Ausweitung Ausgleichsanspruch

In seiner Entscheidung vom 13. Juli 2011 – VIII ZR 17/09 – hat der Bundesgerichtshof grundlegend die Berechnungsgrundlage für die Ermittlung des Ausgleichsanspruches ausgeweitet.
Zum einen hat der Bundesgerichtshof klargestellt, dass ein Mehrfachkundengeschäft auch dann angenommen werden kann, wenn der Nachkauf durch den Ehegatten oder einen nahen Angehörigen des Erstkäufers erfolgt ist. Entgegen der weit verbreiteten Auffassung ist es nach Auffassung des Bundesgerichtshofes insoweit nicht erforderlich, dass eine häusliche Gemeinschaft zwischen dem Erst- und dem Zweitkäufer besteht. Damit trägt der Bundesgerichtshof dem Umstand Rechnung, dass der maßgebliche Kaufentschluss des Nacherwerbers nicht voraussetzt, dass dieser mit dem Erstkäufer unter einem Dach lebt. Vielmehr ist für die Frage, ob ein Ehegatte oder ein naher Angehöriger sich für eine bestimmte Marke entscheidet, die enge familiäre Verbindung zu dem Erstkäufer maßgebend. Dementsprechend können auch Geschäfte bei der Ermittlung des Ausgleichsanspruches berücksichtigt werden, bei denen beispielsweise ein Sohn oder eine Tochter des Erstkäufers den Nachfolgekauf tätigt, da die Eltern diese dazu ermuntert hatten.

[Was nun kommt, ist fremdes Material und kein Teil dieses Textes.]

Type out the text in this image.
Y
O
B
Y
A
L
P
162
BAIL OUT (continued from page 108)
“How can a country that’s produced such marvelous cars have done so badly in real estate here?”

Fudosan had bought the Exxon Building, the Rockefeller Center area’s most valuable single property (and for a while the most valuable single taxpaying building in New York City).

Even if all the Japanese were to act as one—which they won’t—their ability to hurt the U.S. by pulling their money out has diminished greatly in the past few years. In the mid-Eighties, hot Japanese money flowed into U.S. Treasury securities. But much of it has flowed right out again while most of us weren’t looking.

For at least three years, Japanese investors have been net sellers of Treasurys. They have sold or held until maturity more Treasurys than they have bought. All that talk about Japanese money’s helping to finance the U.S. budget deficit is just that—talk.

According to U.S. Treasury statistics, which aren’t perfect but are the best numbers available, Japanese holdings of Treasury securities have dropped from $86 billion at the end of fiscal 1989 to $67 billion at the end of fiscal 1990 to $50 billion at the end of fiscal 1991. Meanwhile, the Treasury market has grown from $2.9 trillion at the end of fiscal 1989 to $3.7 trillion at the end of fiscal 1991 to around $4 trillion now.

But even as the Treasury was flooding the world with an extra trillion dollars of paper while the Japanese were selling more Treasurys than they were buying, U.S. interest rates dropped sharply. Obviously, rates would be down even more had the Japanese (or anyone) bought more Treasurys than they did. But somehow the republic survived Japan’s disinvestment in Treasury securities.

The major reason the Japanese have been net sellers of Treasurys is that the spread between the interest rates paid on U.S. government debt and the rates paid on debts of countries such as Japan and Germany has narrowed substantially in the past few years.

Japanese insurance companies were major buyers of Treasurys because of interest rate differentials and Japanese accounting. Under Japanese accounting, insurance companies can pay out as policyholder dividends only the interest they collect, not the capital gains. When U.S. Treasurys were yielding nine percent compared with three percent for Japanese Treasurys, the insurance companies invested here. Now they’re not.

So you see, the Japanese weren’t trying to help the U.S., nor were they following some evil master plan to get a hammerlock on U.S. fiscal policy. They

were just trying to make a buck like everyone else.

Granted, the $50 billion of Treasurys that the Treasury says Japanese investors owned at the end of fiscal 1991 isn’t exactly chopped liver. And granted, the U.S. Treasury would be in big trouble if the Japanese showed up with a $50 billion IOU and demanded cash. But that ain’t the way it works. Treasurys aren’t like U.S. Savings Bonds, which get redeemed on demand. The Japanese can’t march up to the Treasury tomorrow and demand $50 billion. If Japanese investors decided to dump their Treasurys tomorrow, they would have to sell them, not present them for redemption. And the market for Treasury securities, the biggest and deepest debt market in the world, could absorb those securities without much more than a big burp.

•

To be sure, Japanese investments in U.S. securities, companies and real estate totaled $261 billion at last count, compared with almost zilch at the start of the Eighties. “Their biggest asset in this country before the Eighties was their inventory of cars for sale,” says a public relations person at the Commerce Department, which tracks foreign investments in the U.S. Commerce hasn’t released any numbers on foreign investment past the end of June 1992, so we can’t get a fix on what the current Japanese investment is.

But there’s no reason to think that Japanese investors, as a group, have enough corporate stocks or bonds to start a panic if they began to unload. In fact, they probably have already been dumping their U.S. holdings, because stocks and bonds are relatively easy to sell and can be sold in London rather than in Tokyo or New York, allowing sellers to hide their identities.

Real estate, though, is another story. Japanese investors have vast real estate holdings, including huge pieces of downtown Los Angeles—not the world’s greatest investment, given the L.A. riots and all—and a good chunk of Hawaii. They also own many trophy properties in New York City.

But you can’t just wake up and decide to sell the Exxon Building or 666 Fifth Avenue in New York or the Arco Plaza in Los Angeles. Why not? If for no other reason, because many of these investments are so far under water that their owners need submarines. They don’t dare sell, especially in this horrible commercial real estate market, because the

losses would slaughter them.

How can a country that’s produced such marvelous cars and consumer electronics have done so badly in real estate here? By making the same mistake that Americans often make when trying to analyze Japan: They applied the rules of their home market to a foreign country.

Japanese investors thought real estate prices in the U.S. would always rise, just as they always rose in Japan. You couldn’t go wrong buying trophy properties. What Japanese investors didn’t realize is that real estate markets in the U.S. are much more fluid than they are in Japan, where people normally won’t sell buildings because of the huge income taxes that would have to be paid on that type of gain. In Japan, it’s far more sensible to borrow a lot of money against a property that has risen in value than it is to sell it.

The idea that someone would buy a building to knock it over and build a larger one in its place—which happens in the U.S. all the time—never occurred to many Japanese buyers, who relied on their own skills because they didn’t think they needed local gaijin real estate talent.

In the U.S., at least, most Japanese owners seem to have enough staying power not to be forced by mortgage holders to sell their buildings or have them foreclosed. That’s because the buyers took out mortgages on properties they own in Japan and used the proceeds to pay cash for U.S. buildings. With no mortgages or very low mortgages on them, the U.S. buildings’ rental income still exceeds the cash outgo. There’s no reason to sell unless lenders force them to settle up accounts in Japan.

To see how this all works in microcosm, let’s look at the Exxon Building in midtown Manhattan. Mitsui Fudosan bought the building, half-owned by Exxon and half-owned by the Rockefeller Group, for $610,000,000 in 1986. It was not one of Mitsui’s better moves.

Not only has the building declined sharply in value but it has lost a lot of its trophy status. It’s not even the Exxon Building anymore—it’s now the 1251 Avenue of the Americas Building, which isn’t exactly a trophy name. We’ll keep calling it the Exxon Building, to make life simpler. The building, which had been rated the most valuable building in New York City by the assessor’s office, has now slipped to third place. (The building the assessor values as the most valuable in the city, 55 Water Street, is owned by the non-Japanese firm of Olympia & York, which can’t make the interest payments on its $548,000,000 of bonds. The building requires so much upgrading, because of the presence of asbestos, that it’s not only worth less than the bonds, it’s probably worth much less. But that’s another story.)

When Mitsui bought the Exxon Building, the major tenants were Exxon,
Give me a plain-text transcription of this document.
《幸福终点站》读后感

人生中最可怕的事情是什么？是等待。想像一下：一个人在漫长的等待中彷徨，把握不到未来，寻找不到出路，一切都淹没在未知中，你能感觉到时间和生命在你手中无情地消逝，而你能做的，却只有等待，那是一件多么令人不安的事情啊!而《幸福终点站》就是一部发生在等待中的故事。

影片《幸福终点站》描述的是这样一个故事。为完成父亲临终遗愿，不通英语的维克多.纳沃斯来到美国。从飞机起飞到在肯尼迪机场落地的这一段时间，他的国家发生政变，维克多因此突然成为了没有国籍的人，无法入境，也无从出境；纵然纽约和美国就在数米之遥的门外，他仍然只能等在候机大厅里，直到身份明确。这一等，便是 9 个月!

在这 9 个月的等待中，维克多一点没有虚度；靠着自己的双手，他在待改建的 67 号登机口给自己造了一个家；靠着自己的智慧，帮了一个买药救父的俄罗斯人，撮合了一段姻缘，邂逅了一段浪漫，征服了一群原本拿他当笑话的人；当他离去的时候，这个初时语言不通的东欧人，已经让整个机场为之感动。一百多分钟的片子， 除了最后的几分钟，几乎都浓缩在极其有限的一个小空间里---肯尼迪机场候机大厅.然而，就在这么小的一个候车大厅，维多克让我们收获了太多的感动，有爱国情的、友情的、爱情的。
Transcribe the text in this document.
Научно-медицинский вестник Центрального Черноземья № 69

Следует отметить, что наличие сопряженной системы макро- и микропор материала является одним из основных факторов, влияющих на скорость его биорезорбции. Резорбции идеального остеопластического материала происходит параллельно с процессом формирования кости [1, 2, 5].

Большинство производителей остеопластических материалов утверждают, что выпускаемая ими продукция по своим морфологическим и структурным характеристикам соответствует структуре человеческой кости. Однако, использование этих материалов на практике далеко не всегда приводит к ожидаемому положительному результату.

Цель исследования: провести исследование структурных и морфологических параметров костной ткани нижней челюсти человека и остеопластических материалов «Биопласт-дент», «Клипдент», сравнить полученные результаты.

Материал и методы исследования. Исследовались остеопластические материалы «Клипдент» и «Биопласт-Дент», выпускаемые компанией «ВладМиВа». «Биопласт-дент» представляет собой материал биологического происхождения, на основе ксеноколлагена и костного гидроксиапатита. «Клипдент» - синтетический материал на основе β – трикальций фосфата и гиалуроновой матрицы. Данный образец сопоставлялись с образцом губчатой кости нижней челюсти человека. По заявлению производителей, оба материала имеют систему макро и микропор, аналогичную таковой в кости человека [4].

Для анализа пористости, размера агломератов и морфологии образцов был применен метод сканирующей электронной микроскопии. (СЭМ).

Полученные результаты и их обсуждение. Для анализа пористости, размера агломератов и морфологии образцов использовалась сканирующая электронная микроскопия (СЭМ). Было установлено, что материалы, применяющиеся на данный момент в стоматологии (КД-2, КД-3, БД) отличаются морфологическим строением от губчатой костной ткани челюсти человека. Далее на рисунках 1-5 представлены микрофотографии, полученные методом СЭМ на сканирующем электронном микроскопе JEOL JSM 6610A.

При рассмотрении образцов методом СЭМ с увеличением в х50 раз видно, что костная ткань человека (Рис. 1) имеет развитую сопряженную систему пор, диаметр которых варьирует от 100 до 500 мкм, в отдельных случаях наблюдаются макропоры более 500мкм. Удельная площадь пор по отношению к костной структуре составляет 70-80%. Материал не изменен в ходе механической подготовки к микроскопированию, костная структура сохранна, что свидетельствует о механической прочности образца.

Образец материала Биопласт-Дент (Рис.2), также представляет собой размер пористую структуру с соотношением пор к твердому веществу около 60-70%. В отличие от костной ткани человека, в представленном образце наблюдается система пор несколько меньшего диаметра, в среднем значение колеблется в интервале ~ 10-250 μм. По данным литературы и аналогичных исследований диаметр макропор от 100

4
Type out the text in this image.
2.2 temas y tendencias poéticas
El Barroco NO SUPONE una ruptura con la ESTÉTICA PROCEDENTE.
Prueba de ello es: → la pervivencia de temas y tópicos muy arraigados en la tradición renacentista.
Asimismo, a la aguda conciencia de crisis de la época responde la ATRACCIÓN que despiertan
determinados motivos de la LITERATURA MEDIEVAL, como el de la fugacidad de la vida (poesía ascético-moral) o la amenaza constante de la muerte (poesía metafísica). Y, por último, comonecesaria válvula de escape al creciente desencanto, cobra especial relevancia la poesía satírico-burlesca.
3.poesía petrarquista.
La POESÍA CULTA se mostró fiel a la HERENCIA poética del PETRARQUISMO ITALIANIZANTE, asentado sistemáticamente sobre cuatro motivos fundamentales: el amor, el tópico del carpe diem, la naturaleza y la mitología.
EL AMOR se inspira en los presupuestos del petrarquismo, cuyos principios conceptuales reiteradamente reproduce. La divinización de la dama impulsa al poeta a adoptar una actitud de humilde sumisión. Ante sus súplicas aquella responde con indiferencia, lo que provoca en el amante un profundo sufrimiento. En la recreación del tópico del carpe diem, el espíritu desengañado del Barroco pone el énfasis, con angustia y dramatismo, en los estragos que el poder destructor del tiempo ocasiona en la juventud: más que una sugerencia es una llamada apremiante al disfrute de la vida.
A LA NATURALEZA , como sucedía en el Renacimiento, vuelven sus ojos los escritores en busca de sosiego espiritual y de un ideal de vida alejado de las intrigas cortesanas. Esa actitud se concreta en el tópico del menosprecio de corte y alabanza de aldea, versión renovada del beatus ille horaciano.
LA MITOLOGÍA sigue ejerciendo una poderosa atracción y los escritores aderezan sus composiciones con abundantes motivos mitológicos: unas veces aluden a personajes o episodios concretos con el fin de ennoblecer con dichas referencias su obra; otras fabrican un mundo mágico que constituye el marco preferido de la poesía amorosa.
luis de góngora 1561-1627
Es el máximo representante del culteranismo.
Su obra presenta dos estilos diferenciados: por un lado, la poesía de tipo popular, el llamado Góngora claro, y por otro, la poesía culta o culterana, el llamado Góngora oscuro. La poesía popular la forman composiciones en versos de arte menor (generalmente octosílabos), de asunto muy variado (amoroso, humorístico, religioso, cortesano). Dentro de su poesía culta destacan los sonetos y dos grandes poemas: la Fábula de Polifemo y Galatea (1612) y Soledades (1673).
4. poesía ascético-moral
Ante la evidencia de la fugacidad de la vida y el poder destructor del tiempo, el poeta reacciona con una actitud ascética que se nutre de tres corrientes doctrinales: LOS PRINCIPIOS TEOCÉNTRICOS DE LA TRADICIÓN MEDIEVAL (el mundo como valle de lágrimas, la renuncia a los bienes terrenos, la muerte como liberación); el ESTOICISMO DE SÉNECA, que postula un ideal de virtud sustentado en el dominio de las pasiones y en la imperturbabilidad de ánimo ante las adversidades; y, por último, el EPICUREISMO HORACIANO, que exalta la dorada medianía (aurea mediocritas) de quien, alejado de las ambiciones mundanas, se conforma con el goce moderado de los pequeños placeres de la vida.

Zum anderen hat der Bundesgerichtshof ausdrücklich klargestellt, dass es für die Berücksichtigungsfähigkeit von Fahrzeugen beim Ausgleichsanspruch nicht darauf ankommt, ob es sich um Neuwagen handelt oder nicht. Entscheidend sei, dass die betreffenden Fahrzeuge noch nicht „gebraucht“ seien. Neben Tageszulassungen können daher auch solche Fahrzeuge bei der Berechnung des Ausgleichsanspruches mit berücksichtigt werden, die älter als 12 Monate sind und dementsprechend nicht mehr kaufrechtlich als Neufahrzeuge verkauft werden können. Der Bundesgerichthof hat damit erneut den Versuchen der Hersteller eine Absage erteilt, den Ausgleichsanspruch zu beschränken. Gerade in den vergangenen Jahren war seitens der Hersteller versucht worden, sowohl ältere Lagerwagen als auch Tageszulassungen, die länger auf den Höfen der Händler standen, auf Kosten der Berechnung des Ausgleichsanspruches heraus zu rechnen. Indem der Bundesgerichtshof einzig und allein auf den „Gebrauch“ der Fahrzeuge abstellt, trägt er auch dem Umstand Rechnung, dass viele Tageszulassungen und ältere Lagerwagen aufgrund des Vertriebsdrucks der Hersteller bei den Händlern stehen.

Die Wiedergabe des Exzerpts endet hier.